UK Steel has published a report containing a range of proposals to improve the uptake of British steel in taxpayer-funded projects.
It highlights the opportunity for the Government, as the single biggest buyer of steel in the UK, to further support its steel sector by procuring the steel it buys from domestic companies.
UK Steel says the Government has a unique opportunity to support the domestic steel sector, but the latest data reveals that a third of the steel it procures is not British, costing UK taxpayers £1.5bn annually rather than supporting UK steel companies.
British Steel Strategy and Marketing Director Lisa Coulson said: “We welcome this report and hope it leads to more British steel being used in Government projects.
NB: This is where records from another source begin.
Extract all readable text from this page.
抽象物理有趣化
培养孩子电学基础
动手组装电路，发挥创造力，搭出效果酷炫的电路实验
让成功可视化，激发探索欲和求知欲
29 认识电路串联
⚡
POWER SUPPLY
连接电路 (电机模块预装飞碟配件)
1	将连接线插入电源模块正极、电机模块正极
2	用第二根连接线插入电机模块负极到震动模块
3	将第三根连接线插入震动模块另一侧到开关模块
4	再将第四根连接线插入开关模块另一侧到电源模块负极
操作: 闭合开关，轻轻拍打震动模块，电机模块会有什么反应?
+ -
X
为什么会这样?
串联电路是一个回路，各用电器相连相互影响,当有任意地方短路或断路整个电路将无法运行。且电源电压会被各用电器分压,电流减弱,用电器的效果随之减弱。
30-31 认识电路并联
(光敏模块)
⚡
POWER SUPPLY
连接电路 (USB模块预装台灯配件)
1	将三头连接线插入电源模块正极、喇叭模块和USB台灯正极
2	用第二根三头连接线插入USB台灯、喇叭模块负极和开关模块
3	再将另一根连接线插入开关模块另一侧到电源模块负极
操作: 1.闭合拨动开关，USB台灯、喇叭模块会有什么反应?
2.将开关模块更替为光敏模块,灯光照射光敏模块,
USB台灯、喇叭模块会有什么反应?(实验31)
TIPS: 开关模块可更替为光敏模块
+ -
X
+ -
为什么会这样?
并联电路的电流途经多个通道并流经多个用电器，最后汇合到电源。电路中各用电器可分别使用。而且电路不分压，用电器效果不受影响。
“Our highly-skilled employees make world-class products and we have the capacity and capability to supply increased amounts of steel for domestic projects.
“We look forward to continuing to work with Government to ensure we deliver a stronger future for British Steel, our employees, customers, suppliers, and the communities in which we operate.”
UK Steel Director-General Gareth Stace said: “Strategic procurement can transform taxpayer investment into a win for the economy, safeguarding well-paid jobs and revitalising our industry.
“The findings on offshore wind alone illustrate what’s at stake: £21 billion in steel purchases that could drive a major upturn in UK production.”
Jonathan Clemens, CEO of the British Constructional Steelwork Association, added: “The BCSA believes this to be an important report detailing a way in which the UK Government and industry can work together and align to provide skilled jobs over the next three decades through a UK based supply chain providing a vital more sustainable energy source and a greener economy. BCSA membership represents the highest standards in quality and competence with respect to fabricated steel for the construction industry and civil engineering projects, with the Offshore market proving to be an area for growth and investment.”
It’s estimated that over the next decade, government will need to spend almost £4.5bn on steel without even accounting for major initiatives such as carbon capture and storage, hydrogen infrastructure, nuclear energy, and offshore wind.
Offshore wind experts LumenEE estimate that up to 25 million tonnes of steel will be needed in the next 25 years for offshore wind investment around the coast of Britain. This single opportunity alone is worth about £21bn in steel sales.
UK Steel has set out five key recommendations to ensure that, where reasonably possible, British companies stand at the front of the queue when Government is making purchasing decisions on steel. A change in culture is needed to reap the benefits of government-funded steel procurement. To do this is a win for the Government, for the UK steel sector and for the highly skilled, well-paid jobs that our sector provides.
Key recommendations to boost domestic steel purchases include:
- Public Procurement Contracts: The UK Government should use the contribution our steel industry makes to national security to mandate or incentivise the use of steel products manufactured in the UK, where possible, for projects of energy, defence, and related infrastructure via domestic content stipulations in contracts where public funding or subsidy is involved utilising World Trade Organisation (WTO) opt-outs.
- Contracts for Difference: In future auctions, the Government should evaluate the bidders’ contributions to sustainability, resilience, and local content, with these criteria applying to at least 30% of the volume auctioned annually, as the EU is currently implementing without challenge in its Net Zero Industry Act.
- Nationally Significant Infrastructure Projects: These should be required to adhere fully to the Procurement Policy Note for Steel and, given their criticality for our economy, be subject to local content requirements of not below 30%.
- Procurement Policy Note for Steel: The existing PPN should be strengthened to require developers and public bodies to justify why they did not use UK-manufacturers’ steel, if it was available, and require a mandatory consultation of the forthcoming UK Steel Digital Catalogue.
- Investment in steel supply chains: A public-private partnership should drive investment into steel supply chains, which will attract inward investment, create jobs, drive economic growth, and ensure the UK develops resilient supply chains in the face of uncertain geopolitics.